I was primarily using that for the fitters to put her feet at the right angle, but works really nicely for positioning the last as well.
Running through another rev on the fitter. Wanted to basically pull out the shape as a template and recreate to clean some stuff up and validate the process of making a new last. Definitely looking better.
For giggles, I plugged one of the design sketches I did into chatgpt to see how well it would interpret it. Not a bad way to visualize color schemes.
Sketch:
Chatgpt:
Interesting use of an image generator! It certainly imitates how product photos make leather look in beauty shots.
I couldn’t help noticing that it turned wireframe lines into seams on the left boot. I think it also put hiking boot lace hooks on the left, and completely made up new hardware on the right. The lacing goes through the “hooks” on the right, as if they were eyelets.
Hardware is tricky ![]()
There are definitely a lot of weird oddities like that in the image. I have seen it do really weird masking lines, merge two stitch lines into one, etc.
Gives a good general idea though as long as you step back and squint.
I’m told I’m actually pretty handsome that way!
Ha!
Interestingly, I was planning on keeping the inlay totally limited to the backstay, but it did one version with a little bit making its way out onto the quarters. I actually really like it and may need to incorporate it as I finalize the design.
Looks to be standing on the tread line there.
Is the heel block the height of heel plus outsole?
Was a block from one of the fitters which had the insole thickness included in the model, so it’s not the right height for the actual last.
Ran into some weird software issues that timed with updates to Rhino and 3dshoemaker. Not sure if it’s how I was doing layers before not playing nice or what, but I opted to recreate the base CAD model. Was a good chance to clean a few things up too, so ended up doing another rev of fitters and such.
While I was at it, I increased the heel height a little to 20mm and added an extra mm of toe spring. Definitely like how it’s sitting now.
As an interesting aside, I keep finding that I really need more ball girth than I would expect for comfort. Fitter wants about 8mm of extra ball girth for it to feel right to my wife. Everything else tracks right, but she needs the extra ball girth for some reason.
I’m no pro when it comes to toe caps, but I’d worry about putting seams that close to the joints, especially on the irritable pinkie side.
Design wise, I was basically following the layout if a long wing cap toe when I did that sketch. I definitely was thinking the exact same thing as I was laying things out on the last today though which is why the cap toe changed.
Most of the wingtips I’ve seen extend a bit further back, past the ball, so the seams fall well behind it.

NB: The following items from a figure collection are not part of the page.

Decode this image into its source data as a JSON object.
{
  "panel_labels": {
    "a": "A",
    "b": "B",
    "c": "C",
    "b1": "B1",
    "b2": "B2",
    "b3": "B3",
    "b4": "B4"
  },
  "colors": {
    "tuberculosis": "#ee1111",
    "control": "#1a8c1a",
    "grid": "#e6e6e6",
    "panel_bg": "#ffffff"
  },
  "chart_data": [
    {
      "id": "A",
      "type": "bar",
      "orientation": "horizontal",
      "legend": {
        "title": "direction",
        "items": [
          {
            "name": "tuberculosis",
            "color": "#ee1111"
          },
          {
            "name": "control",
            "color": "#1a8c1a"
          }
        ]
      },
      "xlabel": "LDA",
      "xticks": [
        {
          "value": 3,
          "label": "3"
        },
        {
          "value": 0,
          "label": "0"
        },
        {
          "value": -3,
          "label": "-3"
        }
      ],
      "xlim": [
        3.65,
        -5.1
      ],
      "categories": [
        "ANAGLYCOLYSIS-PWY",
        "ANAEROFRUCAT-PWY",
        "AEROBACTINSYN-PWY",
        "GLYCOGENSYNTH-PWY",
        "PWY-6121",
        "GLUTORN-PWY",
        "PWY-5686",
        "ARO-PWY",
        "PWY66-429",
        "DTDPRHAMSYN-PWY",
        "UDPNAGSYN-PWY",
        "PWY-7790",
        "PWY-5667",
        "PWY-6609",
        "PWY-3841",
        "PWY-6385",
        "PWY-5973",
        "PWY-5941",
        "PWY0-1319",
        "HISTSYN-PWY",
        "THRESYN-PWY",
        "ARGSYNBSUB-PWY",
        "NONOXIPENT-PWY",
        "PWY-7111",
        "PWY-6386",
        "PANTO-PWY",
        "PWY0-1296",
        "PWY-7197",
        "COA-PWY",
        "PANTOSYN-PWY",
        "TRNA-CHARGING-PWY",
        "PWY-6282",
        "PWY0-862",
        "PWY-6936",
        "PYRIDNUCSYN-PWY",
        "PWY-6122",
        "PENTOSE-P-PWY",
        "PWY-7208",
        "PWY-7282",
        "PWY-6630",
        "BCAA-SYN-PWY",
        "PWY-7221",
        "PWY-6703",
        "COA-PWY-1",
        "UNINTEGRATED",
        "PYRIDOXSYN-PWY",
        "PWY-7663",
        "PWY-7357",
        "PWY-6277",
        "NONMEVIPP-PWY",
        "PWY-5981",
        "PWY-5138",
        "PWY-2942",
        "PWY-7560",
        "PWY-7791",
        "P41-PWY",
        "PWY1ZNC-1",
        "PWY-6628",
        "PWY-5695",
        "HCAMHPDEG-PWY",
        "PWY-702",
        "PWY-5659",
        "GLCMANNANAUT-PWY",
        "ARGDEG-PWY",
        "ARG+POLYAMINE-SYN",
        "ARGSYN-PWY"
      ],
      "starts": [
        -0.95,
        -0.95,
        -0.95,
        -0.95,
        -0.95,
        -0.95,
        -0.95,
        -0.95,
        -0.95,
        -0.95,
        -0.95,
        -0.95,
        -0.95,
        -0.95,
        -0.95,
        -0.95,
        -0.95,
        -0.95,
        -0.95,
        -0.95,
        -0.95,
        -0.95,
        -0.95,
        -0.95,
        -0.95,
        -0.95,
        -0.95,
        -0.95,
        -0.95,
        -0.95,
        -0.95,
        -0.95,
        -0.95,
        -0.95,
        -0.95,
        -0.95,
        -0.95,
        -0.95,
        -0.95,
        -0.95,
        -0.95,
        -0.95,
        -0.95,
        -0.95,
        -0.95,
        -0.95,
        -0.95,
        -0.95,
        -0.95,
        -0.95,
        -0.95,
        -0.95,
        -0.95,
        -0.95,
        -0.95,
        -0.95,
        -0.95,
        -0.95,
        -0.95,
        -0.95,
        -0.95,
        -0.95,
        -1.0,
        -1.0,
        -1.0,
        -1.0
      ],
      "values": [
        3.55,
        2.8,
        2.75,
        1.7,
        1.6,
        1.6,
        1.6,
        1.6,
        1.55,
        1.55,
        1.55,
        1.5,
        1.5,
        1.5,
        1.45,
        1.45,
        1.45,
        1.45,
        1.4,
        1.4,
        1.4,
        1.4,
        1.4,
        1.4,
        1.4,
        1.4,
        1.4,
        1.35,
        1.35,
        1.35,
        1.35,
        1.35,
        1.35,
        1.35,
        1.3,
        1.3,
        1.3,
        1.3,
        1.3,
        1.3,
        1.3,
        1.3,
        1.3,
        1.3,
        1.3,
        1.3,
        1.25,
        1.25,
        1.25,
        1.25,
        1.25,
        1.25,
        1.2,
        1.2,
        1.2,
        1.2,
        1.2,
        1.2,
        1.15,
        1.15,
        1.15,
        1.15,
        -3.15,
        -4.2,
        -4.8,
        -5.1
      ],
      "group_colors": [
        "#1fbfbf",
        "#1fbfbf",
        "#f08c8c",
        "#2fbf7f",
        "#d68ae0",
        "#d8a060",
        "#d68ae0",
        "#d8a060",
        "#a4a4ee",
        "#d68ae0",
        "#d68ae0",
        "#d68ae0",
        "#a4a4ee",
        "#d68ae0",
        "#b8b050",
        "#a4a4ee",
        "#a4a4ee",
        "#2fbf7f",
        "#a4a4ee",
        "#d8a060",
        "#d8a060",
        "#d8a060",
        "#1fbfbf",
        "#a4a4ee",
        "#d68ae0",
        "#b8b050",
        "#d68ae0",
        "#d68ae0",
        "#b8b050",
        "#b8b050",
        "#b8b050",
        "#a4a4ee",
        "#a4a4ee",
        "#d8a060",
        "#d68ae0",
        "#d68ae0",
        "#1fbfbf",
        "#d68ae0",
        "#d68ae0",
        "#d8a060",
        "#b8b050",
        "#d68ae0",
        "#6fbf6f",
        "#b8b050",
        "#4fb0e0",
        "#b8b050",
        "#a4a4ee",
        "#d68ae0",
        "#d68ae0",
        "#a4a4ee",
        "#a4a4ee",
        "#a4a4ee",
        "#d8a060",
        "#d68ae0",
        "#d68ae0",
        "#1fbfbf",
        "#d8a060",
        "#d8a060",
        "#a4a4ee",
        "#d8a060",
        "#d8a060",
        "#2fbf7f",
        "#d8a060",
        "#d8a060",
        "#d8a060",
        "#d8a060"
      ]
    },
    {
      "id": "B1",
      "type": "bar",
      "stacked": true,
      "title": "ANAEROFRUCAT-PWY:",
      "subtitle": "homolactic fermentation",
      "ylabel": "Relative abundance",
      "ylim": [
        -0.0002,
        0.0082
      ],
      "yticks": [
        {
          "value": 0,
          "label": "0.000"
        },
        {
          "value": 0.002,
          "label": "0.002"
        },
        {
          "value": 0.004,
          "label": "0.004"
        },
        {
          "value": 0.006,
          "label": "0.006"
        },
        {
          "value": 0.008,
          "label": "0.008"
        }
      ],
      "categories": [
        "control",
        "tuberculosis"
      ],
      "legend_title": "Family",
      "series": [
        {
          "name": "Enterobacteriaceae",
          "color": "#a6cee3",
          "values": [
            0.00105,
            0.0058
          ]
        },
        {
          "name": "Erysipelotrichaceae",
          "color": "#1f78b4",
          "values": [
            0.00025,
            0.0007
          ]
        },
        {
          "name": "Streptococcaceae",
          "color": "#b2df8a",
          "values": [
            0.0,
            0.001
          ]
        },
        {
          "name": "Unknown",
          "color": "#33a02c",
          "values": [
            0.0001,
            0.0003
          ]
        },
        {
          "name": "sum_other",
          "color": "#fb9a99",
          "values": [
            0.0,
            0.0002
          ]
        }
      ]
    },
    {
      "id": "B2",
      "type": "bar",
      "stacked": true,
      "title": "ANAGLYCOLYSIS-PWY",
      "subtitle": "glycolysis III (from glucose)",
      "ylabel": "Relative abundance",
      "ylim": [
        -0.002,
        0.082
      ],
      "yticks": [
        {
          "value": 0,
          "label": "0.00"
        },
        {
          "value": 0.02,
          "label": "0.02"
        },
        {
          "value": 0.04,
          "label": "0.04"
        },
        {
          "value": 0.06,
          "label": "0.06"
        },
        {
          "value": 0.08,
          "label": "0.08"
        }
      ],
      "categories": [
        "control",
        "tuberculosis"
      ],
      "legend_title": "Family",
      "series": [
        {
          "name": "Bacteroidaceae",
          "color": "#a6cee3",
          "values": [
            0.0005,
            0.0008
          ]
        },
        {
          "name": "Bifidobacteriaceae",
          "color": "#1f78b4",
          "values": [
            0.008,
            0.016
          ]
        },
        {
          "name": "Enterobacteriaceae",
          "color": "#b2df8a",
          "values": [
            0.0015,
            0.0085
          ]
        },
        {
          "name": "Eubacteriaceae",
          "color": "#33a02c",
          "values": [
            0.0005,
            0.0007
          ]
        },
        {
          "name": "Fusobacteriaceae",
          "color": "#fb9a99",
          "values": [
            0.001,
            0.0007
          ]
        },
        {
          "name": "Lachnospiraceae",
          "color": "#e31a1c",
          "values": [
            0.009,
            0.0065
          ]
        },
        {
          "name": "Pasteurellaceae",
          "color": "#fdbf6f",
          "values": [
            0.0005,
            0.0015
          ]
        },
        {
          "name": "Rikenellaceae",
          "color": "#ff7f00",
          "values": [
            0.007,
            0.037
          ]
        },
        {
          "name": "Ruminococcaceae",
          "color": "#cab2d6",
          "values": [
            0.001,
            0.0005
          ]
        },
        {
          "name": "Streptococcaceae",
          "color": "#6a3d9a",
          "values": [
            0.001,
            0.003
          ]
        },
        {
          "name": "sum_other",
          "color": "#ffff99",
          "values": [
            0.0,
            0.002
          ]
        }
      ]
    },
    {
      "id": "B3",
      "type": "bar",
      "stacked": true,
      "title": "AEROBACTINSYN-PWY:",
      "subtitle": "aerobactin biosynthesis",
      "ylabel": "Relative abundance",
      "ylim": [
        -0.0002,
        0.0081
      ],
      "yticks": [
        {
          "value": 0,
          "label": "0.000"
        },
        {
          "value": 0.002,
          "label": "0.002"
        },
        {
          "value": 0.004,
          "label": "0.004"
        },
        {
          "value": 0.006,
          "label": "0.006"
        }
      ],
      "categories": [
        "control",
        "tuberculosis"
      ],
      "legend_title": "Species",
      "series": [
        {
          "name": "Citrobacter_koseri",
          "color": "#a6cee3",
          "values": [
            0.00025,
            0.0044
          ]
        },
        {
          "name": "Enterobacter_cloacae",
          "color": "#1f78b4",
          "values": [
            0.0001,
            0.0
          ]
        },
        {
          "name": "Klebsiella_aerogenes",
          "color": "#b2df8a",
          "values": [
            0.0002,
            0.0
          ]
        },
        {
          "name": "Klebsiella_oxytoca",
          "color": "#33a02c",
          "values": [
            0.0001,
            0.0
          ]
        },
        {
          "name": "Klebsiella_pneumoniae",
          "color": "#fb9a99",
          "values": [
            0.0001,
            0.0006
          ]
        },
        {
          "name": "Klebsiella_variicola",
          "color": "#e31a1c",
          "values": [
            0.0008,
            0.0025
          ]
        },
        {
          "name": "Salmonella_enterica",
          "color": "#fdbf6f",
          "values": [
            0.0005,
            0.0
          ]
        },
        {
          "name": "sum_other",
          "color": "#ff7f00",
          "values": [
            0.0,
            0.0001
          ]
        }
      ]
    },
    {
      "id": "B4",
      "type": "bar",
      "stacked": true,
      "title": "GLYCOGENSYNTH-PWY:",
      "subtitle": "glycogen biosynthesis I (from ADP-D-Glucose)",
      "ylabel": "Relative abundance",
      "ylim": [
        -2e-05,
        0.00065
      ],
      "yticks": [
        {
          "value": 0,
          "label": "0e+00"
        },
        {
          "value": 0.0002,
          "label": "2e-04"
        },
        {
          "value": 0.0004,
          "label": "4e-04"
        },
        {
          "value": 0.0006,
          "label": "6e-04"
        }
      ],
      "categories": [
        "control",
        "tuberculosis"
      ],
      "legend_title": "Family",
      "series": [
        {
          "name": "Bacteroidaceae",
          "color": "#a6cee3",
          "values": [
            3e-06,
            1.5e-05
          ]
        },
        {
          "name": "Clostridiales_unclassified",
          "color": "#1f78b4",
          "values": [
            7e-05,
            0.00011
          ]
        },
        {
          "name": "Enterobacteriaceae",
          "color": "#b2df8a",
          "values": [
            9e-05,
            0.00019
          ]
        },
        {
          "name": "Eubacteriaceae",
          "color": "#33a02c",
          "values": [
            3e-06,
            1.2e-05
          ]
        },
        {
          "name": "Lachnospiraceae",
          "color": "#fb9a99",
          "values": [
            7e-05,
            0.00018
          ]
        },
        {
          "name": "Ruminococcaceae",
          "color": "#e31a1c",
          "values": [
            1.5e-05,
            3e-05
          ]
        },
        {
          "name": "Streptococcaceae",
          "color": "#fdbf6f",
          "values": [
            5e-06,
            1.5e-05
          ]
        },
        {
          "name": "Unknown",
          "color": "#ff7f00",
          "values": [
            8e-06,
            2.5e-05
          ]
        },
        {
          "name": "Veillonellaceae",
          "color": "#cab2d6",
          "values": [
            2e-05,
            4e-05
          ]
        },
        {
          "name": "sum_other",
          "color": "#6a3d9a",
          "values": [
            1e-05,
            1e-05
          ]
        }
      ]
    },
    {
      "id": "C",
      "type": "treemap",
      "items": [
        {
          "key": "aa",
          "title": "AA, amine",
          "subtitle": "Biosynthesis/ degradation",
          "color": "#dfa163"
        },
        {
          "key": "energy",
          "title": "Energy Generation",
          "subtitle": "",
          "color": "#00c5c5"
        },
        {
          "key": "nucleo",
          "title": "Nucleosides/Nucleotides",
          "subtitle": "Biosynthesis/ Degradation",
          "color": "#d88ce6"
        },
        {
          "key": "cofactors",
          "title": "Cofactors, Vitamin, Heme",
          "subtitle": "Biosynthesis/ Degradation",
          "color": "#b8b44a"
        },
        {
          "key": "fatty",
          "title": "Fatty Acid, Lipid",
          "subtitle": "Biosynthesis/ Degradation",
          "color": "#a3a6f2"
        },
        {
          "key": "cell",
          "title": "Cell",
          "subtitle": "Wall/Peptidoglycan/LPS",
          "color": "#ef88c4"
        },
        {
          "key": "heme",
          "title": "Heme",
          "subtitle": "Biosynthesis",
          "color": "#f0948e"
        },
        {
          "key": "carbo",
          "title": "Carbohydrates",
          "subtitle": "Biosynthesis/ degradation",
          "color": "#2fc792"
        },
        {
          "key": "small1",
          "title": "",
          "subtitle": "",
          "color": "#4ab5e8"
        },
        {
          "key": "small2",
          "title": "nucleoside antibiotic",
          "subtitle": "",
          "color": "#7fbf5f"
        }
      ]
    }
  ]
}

Here’s Allen Edmonds’ take, for example:
Those definitely are further back that what I was looking at.
H. J. Patrick puts them about an inch and a half in front of where the quarters meet the sole, which is what I measured off of when I was sketching on the last today. Granted, this boot is basically a women’s 7.5-8, so some of his measurements probably need to be scaled some.
How did you go about drawing the pattern on the last? In Terry Kim’s videos he usually draws some reference lines and makes the design from there. Are you just using the instructions from the HJ Patrick book but doing it on the masked up last instead of the 2d mean form?
Taped up, scribed the center line. Measured where the ball line intersects the centerline, came up 5 mm and made a perpendicular line for the front of the facings. Found the mid point on each side with an adjustment for the insole and marked points. Connected those to the counterpoint in the rear. Marked out the front of the heel on each side. That laid out some basic construction geometry and worked from there.
Rough pattern mock up in tyvex. Upper calf curve at the top line needs go not cut in quite as much. I will add a little girth there. Otherwise, feeling pretty good about it. Next is to start working out the shape of the backstay to sort out how much space is available for doing inlays without looking unbalanced.
Needs less taper in the “waist” of the backstay, but definitely enough space to work with.